Fair Wind to Java (1953)
Good or bad, there’s always something that grabs my attention about a seafaring adventure from yesteryear when it comes to movies. Sure this Fred MacMurray title falls closer to bad than good but who cares, it’s a harmless 87 minutes of “B” movie fun.
It’s the West Indies of 1883 and Fred is commanding a ship meant to transport goods for the company he’s hired on to. Trying to capture our interest from the outset, Fred and his crewman including Victor McLaglen and Paul Fix outrun a pirate ship before setting ashore in a shady port. Fred will soon rendezvous with a heavily made up Philip Ahn to receive a solid lead on the whereabouts of a cache of diamonds.
Ahn will die for his secrets at the hand of nasty Robert Douglas who quickly sets himself up as Fred’s nemesis for the balance of the film.
Paging Yvonne De Carlo! Paging Yvonne De Carlo!

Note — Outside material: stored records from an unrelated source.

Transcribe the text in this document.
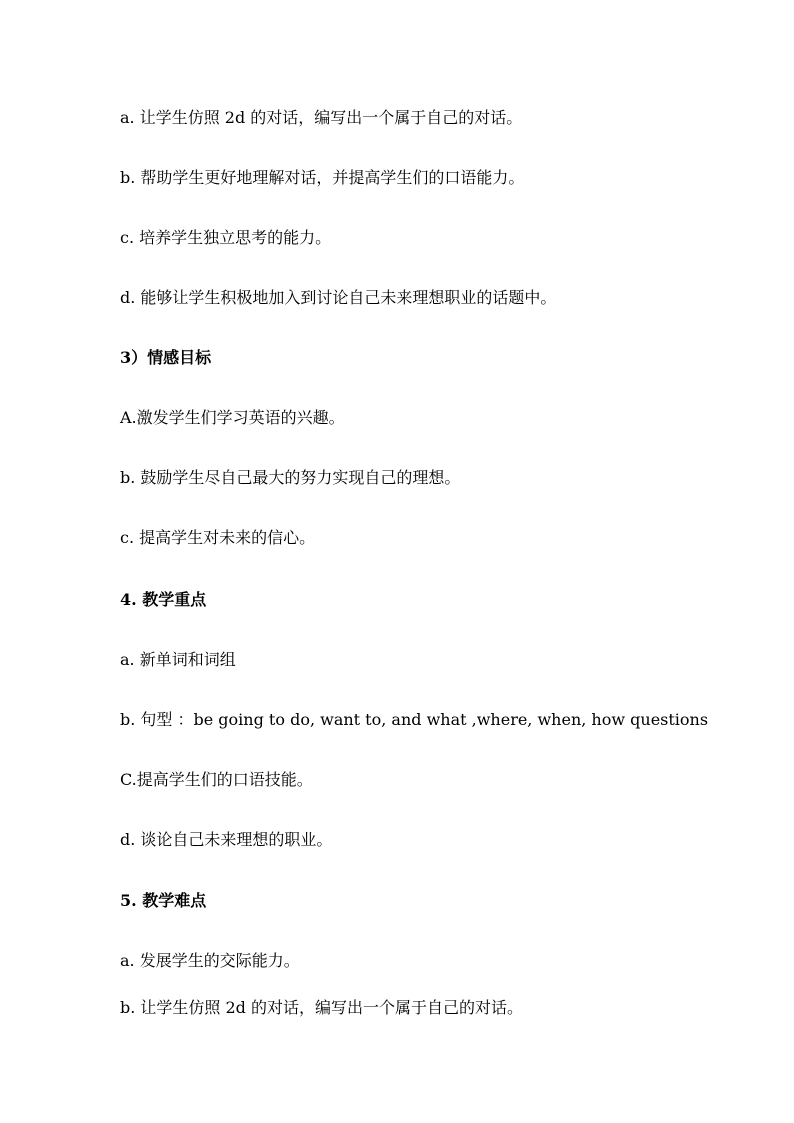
a. 让学生仿照 2d 的对话，编写出一个属于自己的对话。
b. 帮助学生更好地理解对话，并提高学生们的口语能力。
c. 培养学生独立思考的能力。
d. 能够让学生积极地加入到讨论自己未来理想职业的话题中。
3）情感目标
A.激发学生们学习英语的兴趣。
b. 鼓励学生尽自己最大的努力实现自己的理想。
c. 提高学生对未来的信心。
4. 教学重点
a. 新单词和词组
b. 句型 ：be going to do, want to, and what ,where, when, how questions
C.提高学生们的口语技能。
d. 谈论自己未来理想的职业。
5. 教学难点
a. 发展学生的交际能力。
b. 让学生仿照 2d 的对话，编写出一个属于自己的对话。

Sadly Miss De Carlo wasn’t available so Herbert J. Yates’ one time personal project Vera Ralston turns up as a slave girl who holds the key to the diamonds. Fred buys her and secretly sneaks her aboard his ship. Slavery has been outlawed and when John Russell as Fred’s second in command discovers what’s going on, blackmail creeps in to the plot.
“Let’s divide her up.” say the crew upon discovering the rather wooden Ralston. I’m kind of biased after reading far to many books on the Duke and his association with Republic Studios where Ralston was constantly being nominated as Duke’s leading lady. Yates did get her in to Dakota and The Fighting Kentuckian and at one point wanted her to star with the western icon in The Alamo during that film’s initial planning in the late forties.
Fred has to step in and fight for the lady’s welfare in an all at bar room styled brawl atop his ship which leads to the best scene in the film. He berates her for appearing on the deck which led to the attempted rape and barely able to stand after the beating he took defending her, he decks her flat out. Not something I expected.
It’s also rather funny when she needs a change of clothes, Fred tells one of his minions to get her a dry set. Next scene she’s dressed to the hilt looking like an Island Queen. I guess Fred’s cargo and goods must be veils and women’s garments of the times.
Thankfully Fred and Vera will soon hit it off romantically but when Douglas and his pirates turn up, they get waylaid in the journey to the diamonds. Douglas knows as well that she is the key and whisks her away leaving Fred and his crew in an island prison.
Can strong man McLaglen lead a revolt and save the day? Can Fred get his girl back and find the diamonds? Did I mention that Krakatoa is about to blow sky high?
Well as you can see, there’s quite a bit of plot packed in here and though it’s fun, the budget betrays it somewhat but it’s a passable “B” from director Joseph Kane.
Keye Luke turns up here as well. The one time Number One Son of Warner Oland’s Charlie Chan by this time was relegated to an unbilled role as Douglas’ cohort and unless I’m mistaken has even been dubbed. Saddens me to see him here as I’ve always had a soft spot for Keye due to my love of the Chan films and his on screen chemistry with Oland.